Independent users groups serving owner/operators at cogeneration and simple- and combined-cycle plants powered by gas turbines are an invaluable resource for station personnel. Almost all have online forums available 24/7/365 to help answer technical questions quickly and get you moving in the right direction with possible solutions. Most colleagues offering their unbiased assistance have deep O&M experience and understand your challenges; plus, there’s no charge for their help.
Power Users, the umbrella organization providing administrative support for the 7F, Combined Cycle, Generator, Steam Turbine, and Power Plant Controls Users Groups operates online forums for each of those organizations. Plus it collaborates with the HRSG Forum with Bob Anderson on an online discussion forum focused on heat-recovery steam generators. Anderson is the discussion moderator. Register today to participate at www.powerusers.org.
Recently, a user asked for advice through the forum on an acoustic leak detection system described in a brochure.

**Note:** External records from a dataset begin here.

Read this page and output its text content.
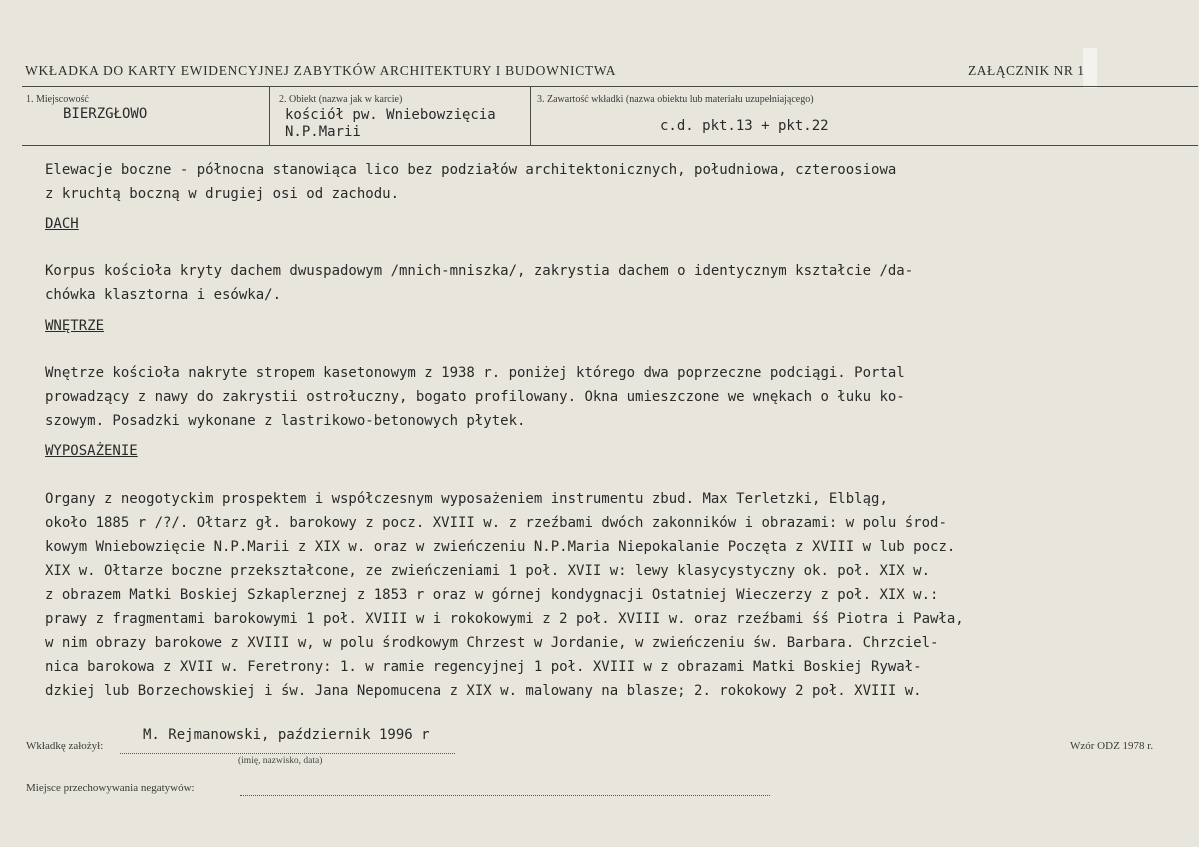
WKŁADKA DO KARTY EWIDENCYJNEJ ZABYTKÓW ARCHITEKTURY I BUDOWNICTWA	ZAŁĄCZNIK NR 1
1. Miejscowość
BIERZGŁOWO
2. Obiekt (nazwa jak w karcie)
kościół pw. Wniebowzięcia
N.P.Marii
3. Zawartość wkładki (nazwa obiektu lub materiału uzupełniającego)
c.d. pkt.13 + pkt.22
Elewacje boczne - północna stanowiąca lico bez podziałów architektonicznych, południowa, czteroosiowa
z kruchtą boczną w drugiej osi od zachodu.
DACH
Korpus kościoła kryty dachem dwuspadowym /mnich-mniszka/, zakrystia dachem o identycznym kształcie /da-
chówka klasztorna i esówka/.
WNĘTRZE
Wnętrze kościoła nakryte stropem kasetonowym z 1938 r. poniżej którego dwa poprzeczne podciągi. Portal
prowadzący z nawy do zakrystii ostrołuczny, bogato profilowany. Okna umieszczone we wnękach o łuku ko-
szowym. Posadzki wykonane z lastrikowo-betonowych płytek.
WYPOSAŻENIE
Organy z neogotyckim prospektem i współczesnym wyposażeniem instrumentu zbud. Max Terletzki, Elbląg,
około 1885 r /?/. Ołtarz gł. barokowy z pocz. XVIII w. z rzeźbami dwóch zakonników i obrazami: w polu środ-
kowym Wniebowzięcie N.P.Marii z XIX w. oraz w zwieńczeniu N.P.Maria Niepokalanie Poczęta z XVIII w lub pocz.
XIX w. Ołtarze boczne przekształcone, ze zwieńczeniami 1 poł. XVII w: lewy klasycystyczny ok. poł. XIX w.
z obrazem Matki Boskiej Szkaplerznej z 1853 r oraz w górnej kondygnacji Ostatniej Wieczerzy z poł. XIX w.:
prawy z fragmentami barokowymi 1 poł. XVIII w i rokokowymi z 2 poł. XVIII w. oraz rzeźbami śś Piotra i Pawła,
w nim obrazy barokowe z XVIII w, w polu środkowym Chrzest w Jordanie, w zwieńczeniu św. Barbara. Chrzciel-
nica barokowa z XVII w. Feretrony: 1. w ramie regencyjnej 1 poł. XVIII w z obrazami Matki Boskiej Rywał-
dzkiej lub Borzechowskiej i św. Jana Nepomucena z XIX w. malowany na blasze; 2. rokokowy 2 poł. XVIII w.
Wkładkę założył:
M. Rejmanowski, październik 1996 r
(imię, nazwisko, data)
Wzór ODZ 1978 r.
Miejsce przechowywania negatywów:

Just so happens that Anderson has first-hand experience with instrumentation for detecting boiler leaks. By way of background, he managed both conventional steam and combined-cycle plants for Florida Power Corp, was manager of combined-cycle services for Progress Energy, and is recognized worldwide as an authority on boiler and HRSG design and O&M.
Anderson responded thusly, “Week before last I was in England and met with a company that sells a monitoring system like the one described in the brochure you forwarded. They have many systems on conventional boilers, but have never attempted to install one on an HRSG. The brochure you provided references HRSGs at the top, but all of the photos and information relates to conventional boilers. What specifically has this company done on HRSGs?
“I think online leak detection is an important tool for HRSG operators. But I’d be wary of buying a system today from anyone unless they can demonstrate a successful track record in multiple HRSG applications.”
Anderson then dug into the history of boiler leak detection to provide valuable perspective and to suggest a direction for the user to pursue. He said acoustic online monitoring for leaks in conventional boilers has been used successfully since the mid-1980s. It was first developed to monitor P11 superheater headers for early signs of leakage associated with ligament cracking, users having discovered that the creep life of these headers was not meeting expectations.
Installation of a leak detection system, he continued, permitted a boiler with known ligament cracking to continue operating. When such damage was first discovered, it was not known how long ligament cracks that joined up, and/or went through-wall, would leak before breaking. Once fracture-mechanics techniques were improved and it was determined that ligament cracks were unlikely to fail catastrophically, leak detection systems became optional.
While several vendors made leak detection systems for conventional boilers, no one attempted to deploy one on an HRSG until a few years ago. These systems depend on filtering out all background noise except for the sound of the leak. Since the HRSG gas path is much noisier than that in a conventional boiler, no vendor attempted to spend the development money to see if their system could be made to work on an HRSG.
A few years ago, Anderson went on, EPRI contracted a company called Triple 5 to develop a leak detection system for HRSGs—and it worked. This system is now commercially available to anyone. Triple 5 was bought out by Mistras Group Inc a few years ago, but it still sells and monitors these systems. About two-dozen of the Triple 5 acoustic monitors have been installed on HRSGs to date.
The Mistras (Triple 5) system uses wave guides (rods) clamped to header/pipes and welded to casing. Hardwired accelerometers are attached to the wave guides. The monitoring system is remotely monitored by Triple 5 which notifies the plant when/if leaks occur. Very small leaks are detectable.
As the leak grows it is often possible to determine how many starts/stops remain before the leak goes critical. This is of great use in getting the unit to a less expensive time to repair the leak.